O primeiro, de caráter integral, trata da proposta apresentada pelo presidente da Casa, deputado Bruno Peixoto (UB), que estabelece prioridade na execução e no pagamento de emendas parlamentares destinadas a eventos com data marcada para até 45 dias após a indicação. A medida busca evitar atrasos no repasse de recursos para feiras, festivais e outros eventos culturais, esportivos e educacionais.
No entanto, a Governadoria argumentou que a matéria já está disciplinada por normas existentes, como o Decreto nº 10.634/2025 e a Lei de Diretrizes Orçamentárias (LDO), e que a criação de um novo rito autônomo para emendas comprometeria a coerência do sistema orçamentário estadual.
A Procuradoria-Geral do Estado (PGE) ainda apontou vício de iniciativa e afronta ao princípio da separação dos Poderes, uma vez que a medida interferiria diretamente na gestão do Orçamento, prerrogativa do Executivo.
Já o segundo veto, de caráter parcial, recai sobre a proposta apresentada pela deputada Bia de Lima (PT), que pretende instituir, em Goiás, a Política Estadual de Controle Parental do Acesso de Crianças e Adolescentes à Internet. A medida busca promover o uso seguro e responsável da internet pelos jovens e assegurar a proteção da integridade física e mental.

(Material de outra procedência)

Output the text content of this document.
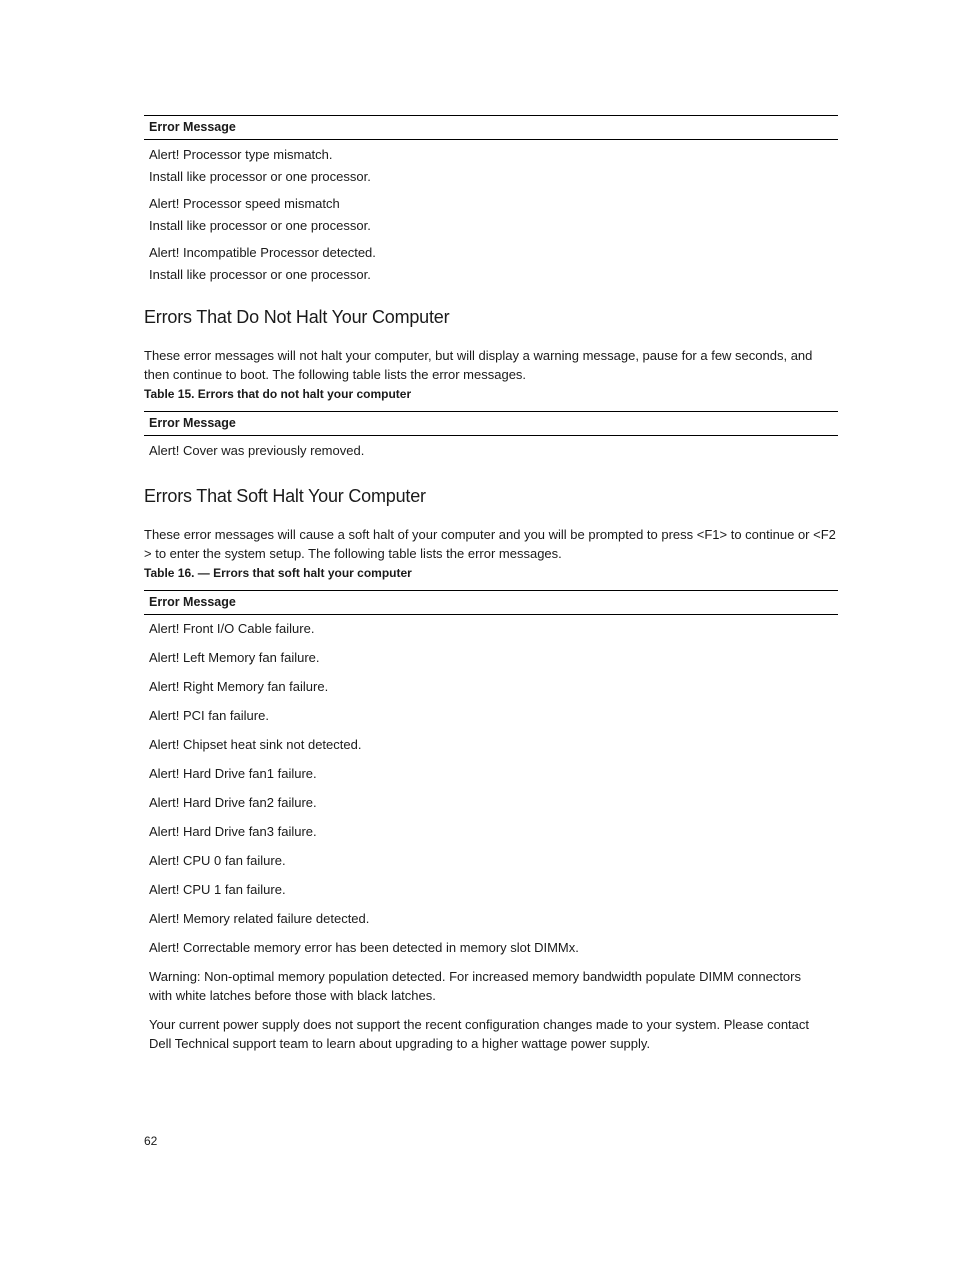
Error Message

Alert! Processor type mismatch.
Install like processor or one processor.

Alert! Processor speed mismatch
Install like processor or one processor.

Alert! Incompatible Processor detected.
Install like processor or one processor.
Errors That Do Not Halt Your Computer

These error messages will not halt your computer, but will display a warning message, pause for a few seconds, and then continue to boot. The following table lists the error messages.

Table 15. Errors that do not halt your computer

Error Message
Alert! Cover was previously removed.
Errors That Soft Halt Your Computer

These error messages will cause a soft halt of your computer and you will be prompted to press <F1> to continue or <F2 > to enter the system setup. The following table lists the error messages.

Table 16. — Errors that soft halt your computer

Error Message
Alert! Front I/O Cable failure.
Alert! Left Memory fan failure.
Alert! Right Memory fan failure.
Alert! PCI fan failure.
Alert! Chipset heat sink not detected.
Alert! Hard Drive fan1 failure.
Alert! Hard Drive fan2 failure.
Alert! Hard Drive fan3 failure.
Alert! CPU 0 fan failure.
Alert! CPU 1 fan failure.
Alert! Memory related failure detected.
Alert! Correctable memory error has been detected in memory slot DIMMx.
Warning: Non-optimal memory population detected. For increased memory bandwidth populate DIMM connectors with white latches before those with black latches.
Your current power supply does not support the recent configuration changes made to your system. Please contact Dell Technical support team to learn about upgrading to a higher wattage power supply.
62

A vedação atinge somente o artigo 5º da proposta, que determina às escolas estaduais e privadas o incentivo à inclusão, nas atividades curriculares, de conteúdos educativos sobre segurança na internet e à promoção de sua conscientização.
A Governadoria argumentou que a proposta exigirá desdobramentos que envolvem o Conselho Estadual da Educação (CEE) e um rito específico para sua implementação.